The existing FTP, which was due to end in March 2020, was extended in light of the pandemic till 31 March 2021. It’s now time for a new FTP to be framed.
India does have a scheme in place to encourage exporters. The EPCG (Export Promotion Capital Goods) allows duty-free import of capital goods on condition that at least a part of it is used to produce goods for export.

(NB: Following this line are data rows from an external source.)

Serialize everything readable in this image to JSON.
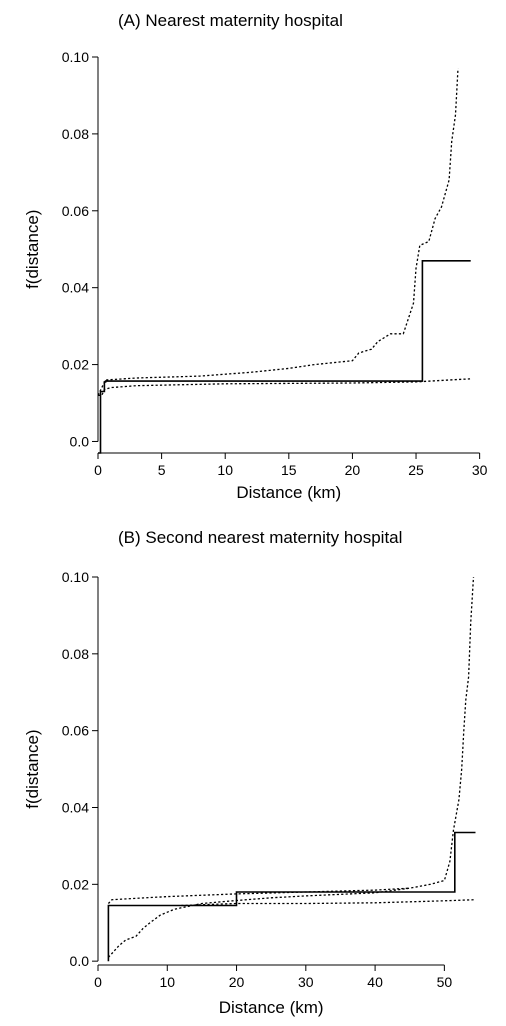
{
  "chart_data": [
    {
      "type": "line",
      "title": "(A) Nearest maternity hospital",
      "xlabel": "Distance (km)",
      "ylabel": "f(distance)",
      "xlim": [
        0,
        30.5
      ],
      "ylim": [
        -0.003,
        0.1
      ],
      "xticks": [
        0,
        5,
        10,
        15,
        20,
        25,
        30
      ],
      "yticks": [
        0.0,
        0.02,
        0.04,
        0.06,
        0.08,
        0.1
      ],
      "xtick_labels": [
        "0",
        "5",
        "10",
        "15",
        "20",
        "25",
        "30"
      ],
      "ytick_labels": [
        "0.0",
        "0.02",
        "0.04",
        "0.06",
        "0.08",
        "0.10"
      ],
      "grid": false,
      "series": [
        {
          "style": "solid",
          "points": [
            [
              0,
              -0.003
            ],
            [
              0.2,
              -0.003
            ],
            [
              0.2,
              0.013
            ],
            [
              0.5,
              0.013
            ],
            [
              0.5,
              0.0155
            ],
            [
              0.6,
              0.0155
            ],
            [
              0.6,
              0.0157
            ],
            [
              25.5,
              0.0157
            ],
            [
              25.5,
              0.047
            ],
            [
              29.3,
              0.047
            ]
          ]
        },
        {
          "style": "dotted",
          "points": [
            [
              0,
              0.012
            ],
            [
              0.3,
              0.014
            ],
            [
              0.6,
              0.016
            ],
            [
              3,
              0.0165
            ],
            [
              8,
              0.017
            ],
            [
              12,
              0.018
            ],
            [
              15,
              0.019
            ],
            [
              17,
              0.02
            ],
            [
              20,
              0.021
            ],
            [
              20.5,
              0.023
            ],
            [
              21.5,
              0.024
            ],
            [
              22,
              0.026
            ],
            [
              23,
              0.028
            ],
            [
              24,
              0.028
            ],
            [
              24.5,
              0.033
            ],
            [
              24.8,
              0.036
            ],
            [
              25,
              0.045
            ],
            [
              25.3,
              0.051
            ],
            [
              26,
              0.052
            ],
            [
              26.5,
              0.058
            ],
            [
              27,
              0.061
            ],
            [
              27.6,
              0.068
            ],
            [
              27.8,
              0.078
            ],
            [
              28.1,
              0.085
            ],
            [
              28.3,
              0.097
            ]
          ]
        },
        {
          "style": "dotted",
          "points": [
            [
              0,
              0.012
            ],
            [
              0.3,
              0.012
            ],
            [
              0.5,
              0.0135
            ],
            [
              1,
              0.014
            ],
            [
              3,
              0.0145
            ],
            [
              10,
              0.015
            ],
            [
              20,
              0.0152
            ],
            [
              25,
              0.0155
            ],
            [
              29.3,
              0.0163
            ]
          ]
        }
      ]
    },
    {
      "type": "line",
      "title": "(B) Second nearest maternity hospital",
      "xlabel": "Distance (km)",
      "ylabel": "f(distance)",
      "xlim": [
        0,
        55
      ],
      "ylim": [
        -0.001,
        0.1
      ],
      "xticks": [
        0,
        10,
        20,
        30,
        40,
        50
      ],
      "yticks": [
        0.0,
        0.02,
        0.04,
        0.06,
        0.08,
        0.1
      ],
      "xtick_labels": [
        "0",
        "10",
        "20",
        "30",
        "40",
        "50"
      ],
      "ytick_labels": [
        "0.0",
        "0.02",
        "0.04",
        "0.06",
        "0.08",
        "0.10"
      ],
      "grid": false,
      "series": [
        {
          "style": "solid",
          "points": [
            [
              1.5,
              0.0
            ],
            [
              1.5,
              0.0145
            ],
            [
              20,
              0.0145
            ],
            [
              20,
              0.018
            ],
            [
              51.5,
              0.018
            ],
            [
              51.5,
              0.0335
            ],
            [
              54.5,
              0.0335
            ]
          ]
        },
        {
          "style": "dotted",
          "points": [
            [
              1.5,
              0.001
            ],
            [
              2,
              0.002
            ],
            [
              3,
              0.004
            ],
            [
              4,
              0.0055
            ],
            [
              5.5,
              0.0065
            ],
            [
              6.5,
              0.0085
            ],
            [
              7.5,
              0.01
            ],
            [
              9,
              0.012
            ],
            [
              11,
              0.0135
            ],
            [
              15,
              0.015
            ],
            [
              20,
              0.0158
            ],
            [
              25,
              0.0165
            ],
            [
              30,
              0.017
            ],
            [
              40,
              0.0178
            ],
            [
              45,
              0.019
            ],
            [
              48,
              0.02
            ],
            [
              50,
              0.021
            ],
            [
              50.8,
              0.026
            ],
            [
              51.3,
              0.034
            ],
            [
              52.1,
              0.042
            ],
            [
              52.5,
              0.05
            ],
            [
              52.8,
              0.06
            ],
            [
              53.1,
              0.068
            ],
            [
              53.5,
              0.074
            ],
            [
              53.8,
              0.088
            ],
            [
              54.2,
              0.1
            ]
          ]
        },
        {
          "style": "dotted",
          "points": [
            [
              1.5,
              0.015
            ],
            [
              2,
              0.016
            ],
            [
              10,
              0.0168
            ],
            [
              20,
              0.0175
            ],
            [
              30,
              0.018
            ],
            [
              40,
              0.0185
            ],
            [
              45,
              0.019
            ]
          ]
        },
        {
          "style": "dotted",
          "points": [
            [
              12,
              0.0145
            ],
            [
              20,
              0.015
            ],
            [
              30,
              0.015
            ],
            [
              40,
              0.0152
            ],
            [
              50,
              0.0157
            ],
            [
              54.5,
              0.016
            ]
          ]
        }
      ]
    }
  ]
}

However, the scheme has not been as successful as envisaged.
The problem may lie in the low penalty imposed on companies that do not meet their export obligation. Reports say that there are cases of intentional default, where companies find that it’s cheaper to import under the EPCG even after considering government-imposed penalties. That defeats the objective of the scheme, which is to increase exports. The new FTP should either strengthen the existing scheme or revamp it to promote exports.
The existing FTP focuses on the Merchandise Exports from India Scheme (MEIS) — an amalgamation of previous export promotion schemes. The MEIS is essentially an incentive scheme, where exporters receive duty credit scrips for a percentage of the value of the goods exported. These scrips can be used to pay a variety of taxes and duties.